The Ingredients of the Rarest Christmas Book

by Admin on December 15, 2016 · Rare Book Education

Christmas rare bookAt a local book trade show not more than three months ago, I had the opportunity to meet up with a few old friends and exchange some provocative conversations relating to my favorite topic – books.  The antiquarian book dealer in this particular conversation was delighted to bring up some quite interesting points on the origins of rare books. “What would you need if I commissioned your services, to produce a rare book for me?” he jokingly asked the book producer in the group. The response came in quick, loaded with black humor: “You are not looking for a book producer; you are looking for an exterminator or a fire-starter!”

I paused to think for a second with that in mind. I wondered, if I had asked a movie producer to create a unique blockbuster movie, would his response also have been “no way, you are asking something that is quite impossible”?
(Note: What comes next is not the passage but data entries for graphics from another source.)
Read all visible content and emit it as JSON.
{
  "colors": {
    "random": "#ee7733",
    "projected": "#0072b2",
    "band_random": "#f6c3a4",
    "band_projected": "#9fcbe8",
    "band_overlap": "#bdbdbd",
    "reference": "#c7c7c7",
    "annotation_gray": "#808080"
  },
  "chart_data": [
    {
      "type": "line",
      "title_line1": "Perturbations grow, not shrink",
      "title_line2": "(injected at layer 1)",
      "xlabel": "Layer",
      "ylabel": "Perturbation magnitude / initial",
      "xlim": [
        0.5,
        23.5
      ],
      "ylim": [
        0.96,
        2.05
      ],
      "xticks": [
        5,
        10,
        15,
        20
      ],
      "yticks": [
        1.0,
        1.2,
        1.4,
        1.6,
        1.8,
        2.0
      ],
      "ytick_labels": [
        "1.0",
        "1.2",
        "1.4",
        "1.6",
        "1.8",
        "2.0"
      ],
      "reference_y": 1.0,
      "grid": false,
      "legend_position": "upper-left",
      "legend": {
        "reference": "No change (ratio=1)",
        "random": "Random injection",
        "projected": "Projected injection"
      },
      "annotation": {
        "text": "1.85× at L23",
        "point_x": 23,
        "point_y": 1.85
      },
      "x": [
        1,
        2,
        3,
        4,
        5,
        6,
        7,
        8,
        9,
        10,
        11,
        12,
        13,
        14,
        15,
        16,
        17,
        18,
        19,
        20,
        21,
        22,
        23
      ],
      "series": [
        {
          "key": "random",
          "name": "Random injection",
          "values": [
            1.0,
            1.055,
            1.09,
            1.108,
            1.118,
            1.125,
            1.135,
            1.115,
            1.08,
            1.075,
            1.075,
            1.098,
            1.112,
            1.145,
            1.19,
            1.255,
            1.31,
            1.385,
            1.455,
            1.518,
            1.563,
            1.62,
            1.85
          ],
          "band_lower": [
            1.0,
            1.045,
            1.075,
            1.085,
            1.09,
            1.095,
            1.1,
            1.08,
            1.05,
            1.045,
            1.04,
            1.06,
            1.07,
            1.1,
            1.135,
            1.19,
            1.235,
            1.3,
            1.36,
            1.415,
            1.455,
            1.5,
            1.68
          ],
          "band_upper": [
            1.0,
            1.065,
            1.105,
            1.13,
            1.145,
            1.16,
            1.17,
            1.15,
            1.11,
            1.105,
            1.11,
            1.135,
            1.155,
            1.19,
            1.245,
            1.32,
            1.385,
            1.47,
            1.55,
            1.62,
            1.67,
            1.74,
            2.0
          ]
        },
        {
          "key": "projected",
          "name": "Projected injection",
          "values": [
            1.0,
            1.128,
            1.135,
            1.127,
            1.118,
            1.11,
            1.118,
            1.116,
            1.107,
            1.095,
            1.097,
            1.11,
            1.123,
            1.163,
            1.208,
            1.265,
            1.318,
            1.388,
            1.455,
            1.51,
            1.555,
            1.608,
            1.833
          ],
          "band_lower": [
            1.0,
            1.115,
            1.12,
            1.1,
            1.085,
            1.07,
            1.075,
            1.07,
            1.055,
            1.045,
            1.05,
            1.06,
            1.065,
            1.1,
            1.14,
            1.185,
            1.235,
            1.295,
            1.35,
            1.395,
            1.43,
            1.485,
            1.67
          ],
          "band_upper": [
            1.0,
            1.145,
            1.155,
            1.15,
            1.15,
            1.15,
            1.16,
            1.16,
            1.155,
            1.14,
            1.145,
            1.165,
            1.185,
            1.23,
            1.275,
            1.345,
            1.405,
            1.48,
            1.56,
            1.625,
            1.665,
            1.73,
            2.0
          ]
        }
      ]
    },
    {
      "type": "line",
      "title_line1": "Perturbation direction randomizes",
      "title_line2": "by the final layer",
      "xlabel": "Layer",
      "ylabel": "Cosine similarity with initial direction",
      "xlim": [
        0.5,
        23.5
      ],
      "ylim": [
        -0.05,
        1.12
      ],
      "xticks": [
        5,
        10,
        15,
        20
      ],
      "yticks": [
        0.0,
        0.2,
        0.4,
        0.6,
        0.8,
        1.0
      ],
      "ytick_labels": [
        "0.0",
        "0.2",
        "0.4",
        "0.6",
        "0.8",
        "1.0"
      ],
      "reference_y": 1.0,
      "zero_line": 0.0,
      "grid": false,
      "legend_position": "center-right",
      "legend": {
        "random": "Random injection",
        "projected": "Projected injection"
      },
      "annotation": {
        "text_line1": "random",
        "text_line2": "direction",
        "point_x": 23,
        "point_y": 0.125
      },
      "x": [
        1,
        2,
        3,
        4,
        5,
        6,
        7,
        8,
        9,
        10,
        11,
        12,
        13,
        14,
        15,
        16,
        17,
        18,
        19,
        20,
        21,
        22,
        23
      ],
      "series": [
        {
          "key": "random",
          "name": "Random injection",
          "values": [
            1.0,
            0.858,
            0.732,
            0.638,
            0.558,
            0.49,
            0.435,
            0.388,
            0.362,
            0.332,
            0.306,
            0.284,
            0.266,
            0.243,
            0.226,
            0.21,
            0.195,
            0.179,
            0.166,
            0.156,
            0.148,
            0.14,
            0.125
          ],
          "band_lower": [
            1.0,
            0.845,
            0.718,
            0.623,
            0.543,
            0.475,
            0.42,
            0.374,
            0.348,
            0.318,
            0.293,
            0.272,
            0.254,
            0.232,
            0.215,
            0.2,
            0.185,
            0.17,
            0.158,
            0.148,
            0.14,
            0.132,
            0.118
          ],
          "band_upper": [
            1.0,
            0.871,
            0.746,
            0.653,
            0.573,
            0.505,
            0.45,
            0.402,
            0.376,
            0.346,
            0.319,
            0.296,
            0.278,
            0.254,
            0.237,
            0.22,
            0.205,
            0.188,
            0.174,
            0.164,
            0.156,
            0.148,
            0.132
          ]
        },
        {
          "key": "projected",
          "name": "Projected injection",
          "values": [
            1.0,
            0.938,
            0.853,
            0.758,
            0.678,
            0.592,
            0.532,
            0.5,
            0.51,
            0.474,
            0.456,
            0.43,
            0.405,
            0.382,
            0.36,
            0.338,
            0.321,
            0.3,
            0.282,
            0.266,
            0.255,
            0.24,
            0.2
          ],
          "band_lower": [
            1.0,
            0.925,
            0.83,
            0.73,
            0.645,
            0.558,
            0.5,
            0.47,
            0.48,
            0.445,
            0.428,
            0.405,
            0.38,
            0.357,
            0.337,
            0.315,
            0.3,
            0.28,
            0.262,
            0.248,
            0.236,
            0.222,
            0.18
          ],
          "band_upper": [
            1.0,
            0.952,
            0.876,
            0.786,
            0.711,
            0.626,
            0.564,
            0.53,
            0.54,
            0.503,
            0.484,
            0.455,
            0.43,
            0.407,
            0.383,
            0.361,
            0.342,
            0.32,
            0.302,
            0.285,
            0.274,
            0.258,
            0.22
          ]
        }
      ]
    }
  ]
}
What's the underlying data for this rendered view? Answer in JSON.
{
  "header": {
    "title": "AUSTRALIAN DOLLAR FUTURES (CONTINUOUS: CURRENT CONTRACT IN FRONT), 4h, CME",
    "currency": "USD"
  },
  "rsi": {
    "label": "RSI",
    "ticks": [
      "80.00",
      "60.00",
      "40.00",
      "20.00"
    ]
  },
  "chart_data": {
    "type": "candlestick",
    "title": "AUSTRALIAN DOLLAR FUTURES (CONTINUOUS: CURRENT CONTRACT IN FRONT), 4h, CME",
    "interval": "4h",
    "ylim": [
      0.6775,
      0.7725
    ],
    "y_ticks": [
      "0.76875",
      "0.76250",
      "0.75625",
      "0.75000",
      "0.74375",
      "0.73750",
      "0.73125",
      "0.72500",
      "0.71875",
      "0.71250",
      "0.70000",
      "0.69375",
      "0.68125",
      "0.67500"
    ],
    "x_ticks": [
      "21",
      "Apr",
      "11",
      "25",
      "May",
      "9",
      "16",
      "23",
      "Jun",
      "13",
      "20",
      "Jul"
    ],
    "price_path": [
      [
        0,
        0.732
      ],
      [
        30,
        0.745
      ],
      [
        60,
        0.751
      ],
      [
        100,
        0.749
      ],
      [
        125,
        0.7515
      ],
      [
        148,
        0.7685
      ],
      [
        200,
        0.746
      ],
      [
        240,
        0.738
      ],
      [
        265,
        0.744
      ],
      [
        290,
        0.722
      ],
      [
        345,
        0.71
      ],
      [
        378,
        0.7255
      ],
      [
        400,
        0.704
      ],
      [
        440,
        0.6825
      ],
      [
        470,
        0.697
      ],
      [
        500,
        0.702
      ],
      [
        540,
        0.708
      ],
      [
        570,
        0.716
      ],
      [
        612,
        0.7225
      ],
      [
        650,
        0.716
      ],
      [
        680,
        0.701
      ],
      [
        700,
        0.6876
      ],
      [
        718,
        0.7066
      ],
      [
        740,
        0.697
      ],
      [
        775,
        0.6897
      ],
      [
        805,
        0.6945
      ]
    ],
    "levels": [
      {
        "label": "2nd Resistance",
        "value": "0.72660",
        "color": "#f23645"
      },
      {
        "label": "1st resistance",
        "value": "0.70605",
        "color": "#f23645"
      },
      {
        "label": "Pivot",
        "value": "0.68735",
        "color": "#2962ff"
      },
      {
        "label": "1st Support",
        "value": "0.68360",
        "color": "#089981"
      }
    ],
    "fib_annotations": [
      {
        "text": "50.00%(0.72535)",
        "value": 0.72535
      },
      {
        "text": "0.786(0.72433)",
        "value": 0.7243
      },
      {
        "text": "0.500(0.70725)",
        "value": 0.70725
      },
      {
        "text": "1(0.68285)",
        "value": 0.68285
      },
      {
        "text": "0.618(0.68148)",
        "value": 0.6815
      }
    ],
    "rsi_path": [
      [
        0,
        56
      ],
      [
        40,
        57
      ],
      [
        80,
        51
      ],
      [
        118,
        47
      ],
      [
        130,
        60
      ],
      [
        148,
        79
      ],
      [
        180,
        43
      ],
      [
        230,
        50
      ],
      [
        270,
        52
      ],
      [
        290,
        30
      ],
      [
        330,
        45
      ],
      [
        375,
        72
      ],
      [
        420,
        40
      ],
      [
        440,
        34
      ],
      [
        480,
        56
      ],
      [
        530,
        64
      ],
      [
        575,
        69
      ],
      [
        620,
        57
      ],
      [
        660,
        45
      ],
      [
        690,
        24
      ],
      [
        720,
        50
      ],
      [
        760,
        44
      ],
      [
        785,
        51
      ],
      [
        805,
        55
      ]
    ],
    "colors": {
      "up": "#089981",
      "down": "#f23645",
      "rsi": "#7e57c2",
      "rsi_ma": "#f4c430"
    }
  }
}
Last week I was looking through some dealer catalogues on-line to see if I could help fill some stockings with rare books at reasonable prices. A tough mission indeed! It was when I came across two offerings of the scarce The Greatest Gift: A Christmas Tale by Philip Van Doren Stern, on sale for $15,000, that the question “what would it take to produce a rare book?” came back to mind. I realized that this was the perfect opportunity to drill deeper into the components that create the magic of the production of rare books in general by focusing on the production of this rarest book of Christmas. The following are the ingredients that made this book what it is:

  1. Limited Production. The original privately printed, twenty-one page edition of 200 7.5” x 5.5”, signed copies, bound in orange wrappers, were distributed to friends for Christmas 1943. Van Doren, who began writing the novella in 1939 did not finish writing it until 1943, and found it difficult to get the story published, so he had it printed as a Christmas Card. The story was published as a book in December 1944, with illustrations by Rafaello Busoni, published by McKay.
  2. Special Attributes. All 200 copies of the 4,100 word novella carry the author’s signature.
  3. Successful Movie Adaptation. The Greatest Gift, about a man who was brought to a realization of the joy of living after he had expressed a wish that he had never been born. In 1946, the fantasy became the basis for a Frank Capra movie you are probably familiar with. It’s a Wonderful Life, starring James Stewart, Donna Reed and Lionel Barrymore, is one of today’s most popular Christmas films, easily surpassing other favorites such as A Miracle on 34th Street. Of the 80 movies he made, actor James Stewart said It’s a Wonderful Life was his favorite.
  4. Critical Mass Exposure. It’s a Wonderful Life was not an immediate hit. Although nominated for five Academy Awards, the movie was shut out at the awards ceremony. And, despite Capra’s popularity at the box office, It’s a Wonderful Life barely made back its cost. When its copyright was inexplicably not renewed in 1974, It’s a Wonderful Life slipped into the public domain and could be found on the air literally tens of times every holiday season. It was this repeated showing that transformed an otherwise obscure film from the postwar 1940’s into a Christmas classic with a whole new audience by the 1980’s.
  5. The Importance of the Message. The story that touched the 200 or so hearts in 1943, and now stands as an icon of popular culture, had to have had a meaningful, profound message or a challenge: Pretend, perhaps for a moment, that you are a ghost on the outside looking in. Would what you see make you pause, as George had, and see the blessings all around?